Infosys chairman and Unique ID project architect Nandan Nilekani today said the "original rationale" for bank nationalisation has ceased to exist and that privatisation is the way forward the public sector lenders citing the taxpayers' interest. Nilekani, who contested the last Lok Sabha polls on a Congress ticket, said banks were nationalised over five decades ago because they were focusing only on big industries and ignoring smaller ones. The 21 state-run banks had suffered reverses because of lending to large companies.
Introduction of technology-based solutions also makes it possible to cater to the requirements of the smaller borrowers, who were neglected in the pre-nationalisation era, the technocrat said. "The original rationale has gone away and so let most banks function on market principles owned by the general public," he told reporters, adding privatising them is also in the interest of taxpayers.

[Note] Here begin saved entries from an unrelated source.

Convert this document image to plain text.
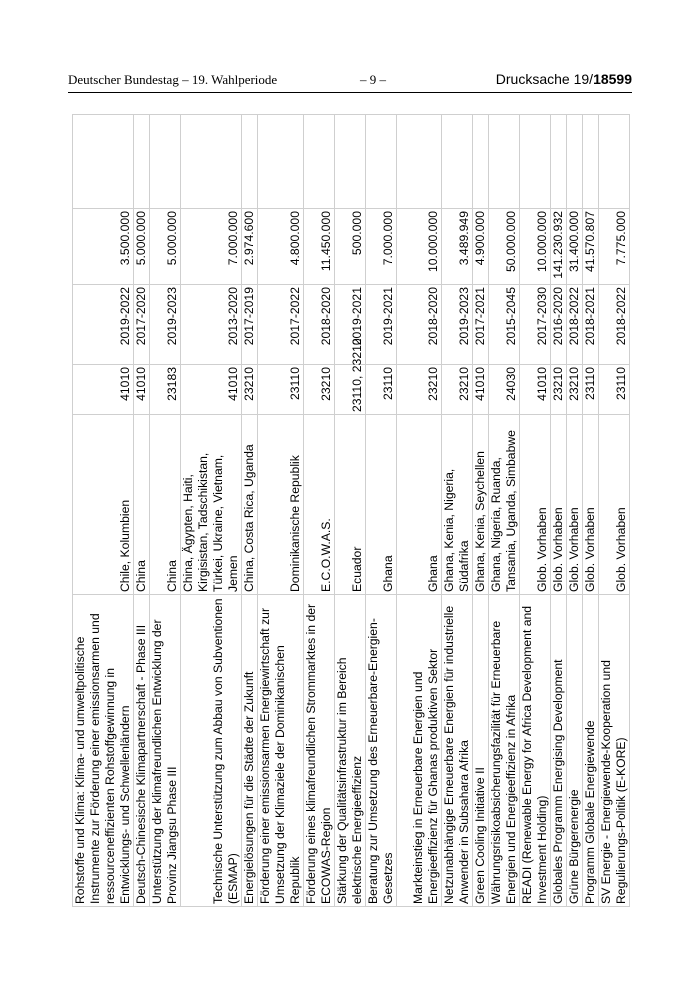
Deutscher Bundestag – 19. Wahlperiode	– 9 –	Drucksache 19/18599
Rohstoffe und Klima: Klima- und umweltpolitische Instrumente zur Förderung einer emissionsarmen und ressourceneffizienten Rohstoffgewinnung in Entwicklungs- und Schwellenländern	Chile, Kolumbien	41010	2019-2022	3.500.000	
Deutsch-Chinesische Klimapartnerschaft - Phase III	China	41010	2017-2020	5.000.000	
Unterstützung der klimafreundlichen Entwicklung der Provinz Jiangsu Phase III	China	23183	2019-2023	5.000.000	
Technische Unterstützung zum Abbau von Subventionen (ESMAP)	China, Ägypten, Haiti, Kirgisistan, Tadschikistan, Türkei, Ukraine, Vietnam, Jemen	41010	2013-2020	7.000.000	
Energielösungen für die Städte der Zukunft	China, Costa Rica, Uganda	23210	2017-2019	2.974.600	
Förderung einer emissionsarmen Energiewirtschaft zur Umsetzung der Klimaziele der Dominikanischen Republik	Dominikanische Republik	23110	2017-2022	4.800.000	
Förderung eines klimafreundlichen Strommarktes in der ECOWAS-Region	E.C.O.W.A.S.	23210	2018-2020	11.450.000	
Stärkung der Qualitätsinfrastruktur im Bereich elektrische Energieeffizienz	Ecuador	23110, 23210	2019-2021	500.000	
Beratung zur Umsetzung des Erneuerbare-Energien-Gesetzes	Ghana	23110	2019-2021	7.000.000	
Markteinstieg in Erneuerbare Energien und Energieeffizienz für Ghanas produktiven Sektor	Ghana	23210	2018-2020	10.000.000	
Netzunabhängige Erneuerbare Energien für industrielle Anwender in Subsahara Afrika	Ghana, Kenia, Nigeria, Südafrika	23210	2019-2023	3.489.949	
Green Cooling Initiative II	Ghana, Kenia, Seychellen	41010	2017-2021	4.900.000	
Währungsrisikoabsicherungsfazilität für Erneuerbare Energien und Energieeffizienz in Afrika	Ghana, Nigeria, Ruanda, Tansania, Uganda, Simbabwe	24030	2015-2045	50.000.000	
READI (Renewable Energy for Africa Development and Investment Holding)	Glob. Vorhaben	41010	2017-2030	10.000.000	
Globales Programm Energising Development	Glob. Vorhaben	23210	2016-2020	141.230.932	
Grüne Bürgerenergie	Glob. Vorhaben	23210	2018-2022	31.400.000	
Programm Globale Energiewende	Glob. Vorhaben	23110	2018-2021	41.570.807	
SV Energie - Energiewende-Kooperation und Regulierungs-Politik (E-KORE)	Glob. Vorhaben	23110	2018-2022	7.775.000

"We should privatise. We have a choice between some of the value is captured by the taxpayers, by the state or privatisation," he said, adding it is better to give the upside to taxpayers when state-run banks hold a 70 per cent market share.

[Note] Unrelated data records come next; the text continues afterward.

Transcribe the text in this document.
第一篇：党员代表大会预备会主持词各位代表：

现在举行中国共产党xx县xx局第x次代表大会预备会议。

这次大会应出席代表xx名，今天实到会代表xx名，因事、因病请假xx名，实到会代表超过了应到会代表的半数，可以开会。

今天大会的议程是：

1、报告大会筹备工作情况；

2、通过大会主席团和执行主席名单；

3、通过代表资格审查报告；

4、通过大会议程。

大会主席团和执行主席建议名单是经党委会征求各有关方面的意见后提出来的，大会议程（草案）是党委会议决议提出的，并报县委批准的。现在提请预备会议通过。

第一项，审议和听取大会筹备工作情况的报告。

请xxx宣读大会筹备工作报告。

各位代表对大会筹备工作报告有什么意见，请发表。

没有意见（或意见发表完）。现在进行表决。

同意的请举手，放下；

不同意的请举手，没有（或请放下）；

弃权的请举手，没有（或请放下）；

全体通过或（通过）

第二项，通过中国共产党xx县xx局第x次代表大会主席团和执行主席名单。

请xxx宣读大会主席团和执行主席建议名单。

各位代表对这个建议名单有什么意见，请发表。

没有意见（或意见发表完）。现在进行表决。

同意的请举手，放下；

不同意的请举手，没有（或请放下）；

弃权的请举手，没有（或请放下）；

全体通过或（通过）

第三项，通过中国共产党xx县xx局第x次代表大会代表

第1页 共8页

The technocrat pointed out that the pace of losing market share has increased and in 10 years from now, they will hold 10 per cent market share.

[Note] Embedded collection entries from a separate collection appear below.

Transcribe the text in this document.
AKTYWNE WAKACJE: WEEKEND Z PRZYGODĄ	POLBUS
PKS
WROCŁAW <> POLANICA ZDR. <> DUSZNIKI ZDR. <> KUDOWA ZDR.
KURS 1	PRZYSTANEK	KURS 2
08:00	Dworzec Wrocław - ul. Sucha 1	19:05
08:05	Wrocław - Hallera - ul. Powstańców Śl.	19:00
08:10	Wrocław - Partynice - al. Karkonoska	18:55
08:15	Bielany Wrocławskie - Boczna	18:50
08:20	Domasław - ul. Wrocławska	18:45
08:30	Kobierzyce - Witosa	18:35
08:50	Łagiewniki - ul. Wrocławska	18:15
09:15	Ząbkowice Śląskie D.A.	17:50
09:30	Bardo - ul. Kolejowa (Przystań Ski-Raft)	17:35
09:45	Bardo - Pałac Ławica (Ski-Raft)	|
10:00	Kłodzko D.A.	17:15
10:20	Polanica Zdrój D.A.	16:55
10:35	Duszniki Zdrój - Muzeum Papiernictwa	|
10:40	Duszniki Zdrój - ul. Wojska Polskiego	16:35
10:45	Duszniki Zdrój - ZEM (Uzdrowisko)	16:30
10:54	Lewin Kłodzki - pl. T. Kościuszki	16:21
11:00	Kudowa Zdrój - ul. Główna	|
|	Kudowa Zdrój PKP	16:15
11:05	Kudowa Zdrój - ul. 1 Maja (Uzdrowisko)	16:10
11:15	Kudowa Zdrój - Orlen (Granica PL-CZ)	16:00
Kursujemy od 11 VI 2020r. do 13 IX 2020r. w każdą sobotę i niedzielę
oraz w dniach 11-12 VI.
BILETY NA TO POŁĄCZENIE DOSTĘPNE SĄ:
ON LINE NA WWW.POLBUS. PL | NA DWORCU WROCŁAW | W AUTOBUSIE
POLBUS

In a year from now, it will be commonplace for one to make merchant payments for very small purchases like paan by scanning a QR code on your mobile phone, Nilekani said.
"There will be a sudden movement to QR-code based payments using the unified payments interface (UPI) in six to nine months. In a year, payments at the paan shop will happen through this," Nilekani told reporters here.
Nilekani, the architect of the unique ID project Aadhar, said there will be a "massive dissemination" of UPI QR codes in the next few months.
He said unlike the card-based payments, merchant payments will be the last level for the UPI journey, which started with peer-to-peer payments. UPI-based transactions, which have risen to 172 million in February from 0.1 million in October 2016, will shoot up to 1 billion a month by December 2018, he said.
Nilekani said with the deepening of the digital journey in everyone's lives, even businesses have gotten digital, courtesy the GST, India will transform to a postpaid economy from a prepaid one.
This will be possible because lenders and vendors or creditors will be able to assess a borrower or buyer better, he said, adding a lot of lending will take place on cash flows and not the present collateral-based system.